Committee Reports

Formal Opinion 1994-3: Legal referral services

April 13, 1994


TOPIC: Legal referral services.


DIGEST: Attorney may not participate in a for-profit private legal referral service unless authorized under DR 2-103(D).

CODE: DRs 2-103(B), 2-103(C); 2-103(D); EC 2-15.


May an attorney participate in a legal referral service that is operated for profit and not sponsored or approved by any bar organizations?


A law firm has been approached by a representative of a referral service, who has asked if the law firm would be interested in participating. The service has been organized to provide referrals for doctors, lawyers and accountants. It will advertise in print and on radio and will refer clients who call an “800” number to member attorneys. The referral service intends to screen each of its listed attorneys to verify that they are members in good standing of the bar. Participants in the referral service will be charged either (1) a flat monthly listing fee plus additional fees for any clients referred to that attorney, or (2) a fee for each referral made to the attorney during the month (up to a fixed maximum amount). The referral service is not operated, sponsored or approved by any bar association.

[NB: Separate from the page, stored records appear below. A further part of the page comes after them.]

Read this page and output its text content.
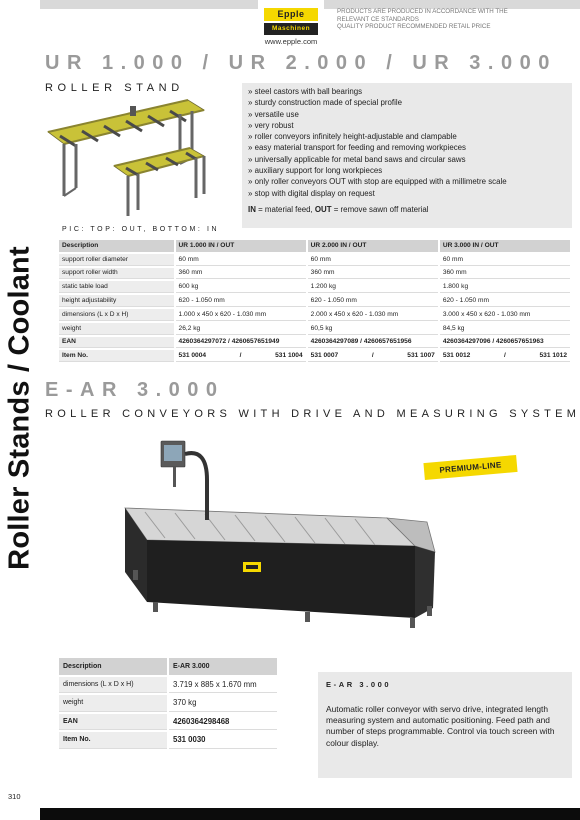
Epple
Maschinen
www.epple.com
PRODUCTS ARE PRODUCED IN ACCORDANCE WITH THE
RELEVANT CE STANDARDS
QUALITY PRODUCT RECOMMENDED RETAIL PRICE
Roller Stands / Coolant
UR 1.000 / UR 2.000 / UR 3.000
ROLLER STAND	» steel castors with ball bearings
» sturdy construction made of special profile
» versatile use
» very robust
» roller conveyors infinitely height-adjustable and clampable
» easy material transport for feeding and removing workpieces
» universally applicable for metal band saws and circular saws
» auxiliary support for long workpieces
» only roller conveyors OUT with stop are equipped with a millimetre scale
» stop with digital display on request
IN = material feed, OUT = remove sawn off material
PIC: TOP: OUT, BOTTOM: IN
Description	UR 1.000 IN / OUT	UR 2.000 IN / OUT	UR 3.000 IN / OUT
support roller diameter	60 mm	60 mm	60 mm
support roller width	360 mm	360 mm	360 mm
static table load	600 kg	1.200 kg	1.800 kg
height adjustability	620 - 1.050 mm	620 - 1.050 mm	620 - 1.050 mm
dimensions (L x D x H)	1.000 x 450 x 620 - 1.030 mm	2.000 x 450 x 620 - 1.030 mm	3.000 x 450 x 620 - 1.030 mm
weight	26,2 kg	60,5 kg	84,5 kg
EAN	4260364297072 / 4260657651949	4260364297089 / 4260657651956	4260364297096 / 4260657651963
Item No.	531 0004 / 531 1004	531 0007 / 531 1007	531 0012 / 531 1012
E-AR 3.000
ROLLER CONVEYORS WITH DRIVE AND MEASURING SYSTEM
PREMIUM-LINE
Description	E-AR 3.000
dimensions (L x D x H)	3.719 x 885 x 1.670 mm
weight	370 kg
EAN	4260364298468
Item No.	531 0030
E-AR 3.000
Automatic roller conveyor with servo drive, integrated length measuring system and automatic positioning. Feed path and number of steps programmable. Control via touch screen with colour display.
310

With certain limited exceptions, DR 2-103 prohibits an attorney from paying a fee or giving “anything of value to a person or organization to recommend or obtain employment by a client, or as a reward for having made a recommendation resulting in employment by a client.” DR 2-103(B). DR 2-103(D) lists the type of referral services that are excepted from this prohibition: legal aid offices or public defender offices, military legal assistance offices, lawyer referral services “operated, sponsored or approved by a bar association,” or a “bona fide organization which recommends, furnishes or pays for legal services to its members or beneficiaries” provided specific conditions are satisfied.

The Code of Professional Responsibility encourages the use of referral services because they can assist clients in selecting qualified counsel. EC 2-15. However, DR 2-103(D) limits the type of referral services to which attorneys can make a payment in exchange for a reference. Thus, if a referral service is a for-profit, private corporation the purpose of which is to advertise and solicit clients in exchange for referral fees from lawyers and other professionals, and if that organization does not fall within any of the categories listed in DR 2-103(D), it is not a referral organization from which an attorney may properly accept a referral in exchange for the payment of a fee. See generally Ad Hoc Committee on Private Legal Referral Services, “Regulation of Private Legal Services – A Recommendation,” 44 Record Assn. Bar City N.Y. 3, 7-9 (1989).

Another concern is DR 2-103(C), which provides:

A lawyer shall not request a person or organization to recommend or promote the use of the lawyer’s services . . . other than by advertising or publicity not proscribed by DR 2-101. . . .

(The approved bar association referral services and other organizations enumerated in DR 2-103(D) are exempt from this rule.) Unless the attorney knows the nature, extent and content of the advertisements a for-profit referral service will place, the attorney cannot ensure that the service will comply with the advertising requirements of DR 2-101 as required. See N.Y. State 597 (1989) (an attorney may not enter into an advertising contract in which the advertiser, without including the name, office address and telephone number of the lawyer, suggests in generic ads that viewers call an “800” number, and for a monthly fee, refers all calls from a designated geographical area to that lawyer, as the service arrangement both violates the requirement that all advertising made by an agent of the lawyer conform to court rules on advertising and constitutes a prohibited referral). *

* Accord Iowa 91-18 (1991) (lawyer may not pay membership dues to an organization whose purpose is to secure mutual referrals among members in exchange for the payment of dues); Kentucky E-344 (1991) (lawyer may not participate in a for-profit lawyer referral service); South Carolina 86-13(B) (1986) (lawyer may not participate in a lawyer referral service which is operated by private corporation for profit). Compare Alabama 86-78 (1986) (lawyer may participate in lawyer referral service operated by not-for-profit agency created by state legislature) and Nebraska 87-2 (1987) (lawyer may accept cases from not-for-profit referral services if lawyer does not give anything of value for services).


The question is answered in the negative.